Dzień, jak co dzień ... rano chłopaki dały mi tak jazzu, że się załamałam. Potem przykładnie spały całe popołudnie, jak grzeczne kotki . Zdjęć na razie nie będzie, bo padam ... ale w ogóle będą . Fabiś właśnie rzucił giga - pawia, mam nadzieję, że to z przejedzenia . A ogólnie było miło, słonecznie ...
U mnie giga pawia z mocno wielkim oonem (rozprysk) Benuś zafundował. Martwi mnie to, ale on zawsze przezera się i nie gryzie. mam nadzieję,że to to! I raz sie uda a raz nie. Chodzi o moje sprzatanie. Benus prze wymiotami tak strasznie płacze i jęczy,że wiadomo o co chodzi.Daje mi czas na bieg po ścierę.
salvadoredali67 pisze:a można prosić o bliższe dane? kolor? konsystencja? .
Kolor i konsystencja mało atrakcyjne,więc na baarku tego pawia nie wystawię Odcienie brazu, przechodzące w atrakcyjny ...brąz i jaśniejsze rozpryski w ciepłym...brązie!Na ścianie i zielonym dywanie wyjatkowo wyraziste
U mnie pawie są w tradycyjnych odcieniach brązu, choć raczej w wpadające w żółć . Ale zasadniczo, to najlepiej, jak ich nie ma Ogony jeszcze dziś się wietrzą przy otwartym oknie, niech się nacieszą świeżym powietrzem ... Fabrycy robi się namolny, włazi pod nogi, na głowę albo na kolana i miaaauuuczy, żeby go czochrać, przytulać, karmić ...
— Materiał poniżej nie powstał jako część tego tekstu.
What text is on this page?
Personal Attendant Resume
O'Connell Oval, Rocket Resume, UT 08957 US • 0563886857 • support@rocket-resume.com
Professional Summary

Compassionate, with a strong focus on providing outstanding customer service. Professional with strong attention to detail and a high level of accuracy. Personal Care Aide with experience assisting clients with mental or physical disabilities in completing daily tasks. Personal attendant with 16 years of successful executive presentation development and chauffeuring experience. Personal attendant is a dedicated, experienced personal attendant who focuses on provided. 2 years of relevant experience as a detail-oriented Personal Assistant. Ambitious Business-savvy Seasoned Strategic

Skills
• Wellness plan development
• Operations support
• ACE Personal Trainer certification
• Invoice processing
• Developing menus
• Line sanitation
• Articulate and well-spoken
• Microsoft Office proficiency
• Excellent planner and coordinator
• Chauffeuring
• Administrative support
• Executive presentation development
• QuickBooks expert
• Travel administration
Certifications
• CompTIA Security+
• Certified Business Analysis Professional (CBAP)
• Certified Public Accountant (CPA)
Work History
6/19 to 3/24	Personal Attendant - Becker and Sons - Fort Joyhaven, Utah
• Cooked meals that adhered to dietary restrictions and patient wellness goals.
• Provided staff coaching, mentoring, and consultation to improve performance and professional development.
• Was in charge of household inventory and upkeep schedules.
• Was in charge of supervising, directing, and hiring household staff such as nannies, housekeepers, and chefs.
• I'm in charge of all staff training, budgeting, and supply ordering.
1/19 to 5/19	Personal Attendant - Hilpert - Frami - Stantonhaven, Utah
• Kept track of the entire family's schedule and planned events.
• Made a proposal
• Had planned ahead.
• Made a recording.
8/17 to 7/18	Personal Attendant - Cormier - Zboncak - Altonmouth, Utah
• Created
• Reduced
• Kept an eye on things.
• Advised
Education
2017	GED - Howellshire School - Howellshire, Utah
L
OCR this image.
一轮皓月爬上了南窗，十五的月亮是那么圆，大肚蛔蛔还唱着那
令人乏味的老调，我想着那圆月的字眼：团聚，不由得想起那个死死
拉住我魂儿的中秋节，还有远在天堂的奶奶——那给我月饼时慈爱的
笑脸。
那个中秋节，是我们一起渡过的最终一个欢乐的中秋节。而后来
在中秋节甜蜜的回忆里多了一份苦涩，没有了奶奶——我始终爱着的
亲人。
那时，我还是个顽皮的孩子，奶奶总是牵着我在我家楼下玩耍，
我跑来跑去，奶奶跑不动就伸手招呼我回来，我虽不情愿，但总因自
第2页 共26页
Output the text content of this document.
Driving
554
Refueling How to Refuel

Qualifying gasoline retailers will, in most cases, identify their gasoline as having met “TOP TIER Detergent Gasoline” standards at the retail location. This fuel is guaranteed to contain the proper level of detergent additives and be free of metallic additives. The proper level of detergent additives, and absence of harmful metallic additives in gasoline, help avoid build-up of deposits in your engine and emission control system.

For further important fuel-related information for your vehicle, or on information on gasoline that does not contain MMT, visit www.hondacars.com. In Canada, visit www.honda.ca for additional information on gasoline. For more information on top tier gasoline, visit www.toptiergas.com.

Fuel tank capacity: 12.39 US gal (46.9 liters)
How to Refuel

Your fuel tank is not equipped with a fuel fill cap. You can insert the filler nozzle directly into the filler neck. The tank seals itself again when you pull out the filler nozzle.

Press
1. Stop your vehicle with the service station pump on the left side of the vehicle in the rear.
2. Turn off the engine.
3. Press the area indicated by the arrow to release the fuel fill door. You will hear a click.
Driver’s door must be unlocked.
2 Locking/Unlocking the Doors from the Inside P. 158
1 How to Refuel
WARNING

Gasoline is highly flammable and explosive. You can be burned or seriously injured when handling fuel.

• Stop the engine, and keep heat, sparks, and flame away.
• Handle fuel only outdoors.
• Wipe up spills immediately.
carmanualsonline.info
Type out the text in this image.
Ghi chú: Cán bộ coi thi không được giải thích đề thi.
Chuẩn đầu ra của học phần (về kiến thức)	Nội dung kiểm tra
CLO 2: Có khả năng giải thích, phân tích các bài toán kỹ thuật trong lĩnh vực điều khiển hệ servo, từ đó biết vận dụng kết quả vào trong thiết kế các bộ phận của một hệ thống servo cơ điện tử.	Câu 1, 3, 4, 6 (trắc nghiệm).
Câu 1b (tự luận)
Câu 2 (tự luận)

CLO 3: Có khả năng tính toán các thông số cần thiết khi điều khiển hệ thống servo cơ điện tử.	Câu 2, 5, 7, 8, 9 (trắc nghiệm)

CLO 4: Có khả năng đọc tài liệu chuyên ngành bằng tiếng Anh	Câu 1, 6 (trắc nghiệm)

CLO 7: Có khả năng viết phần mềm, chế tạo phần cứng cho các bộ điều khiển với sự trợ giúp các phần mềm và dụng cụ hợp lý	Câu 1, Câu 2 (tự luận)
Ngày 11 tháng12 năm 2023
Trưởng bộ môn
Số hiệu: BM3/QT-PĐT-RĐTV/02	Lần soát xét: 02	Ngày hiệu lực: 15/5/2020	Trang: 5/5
Alix, wszystkie kociaki od Ciebie takie się stają - przykładowo Ryś! Jest strasznie mizialski Nigdzie nie mogę się ruszyć bez niego - nawet do wanny ostatnio, bo próbuje wchodzić do wody Na szczęście nie wpadł jeszcze na pomysł, aby kąpać się ze mną. Ostatnio musiał być kąpany na siłę - wpadł w kawę Nie był zachwycony przymusową kąpielą, ale do wody podchodzi coraz bliżej! Może to wcale nie jest kot tylko taki kotopływak????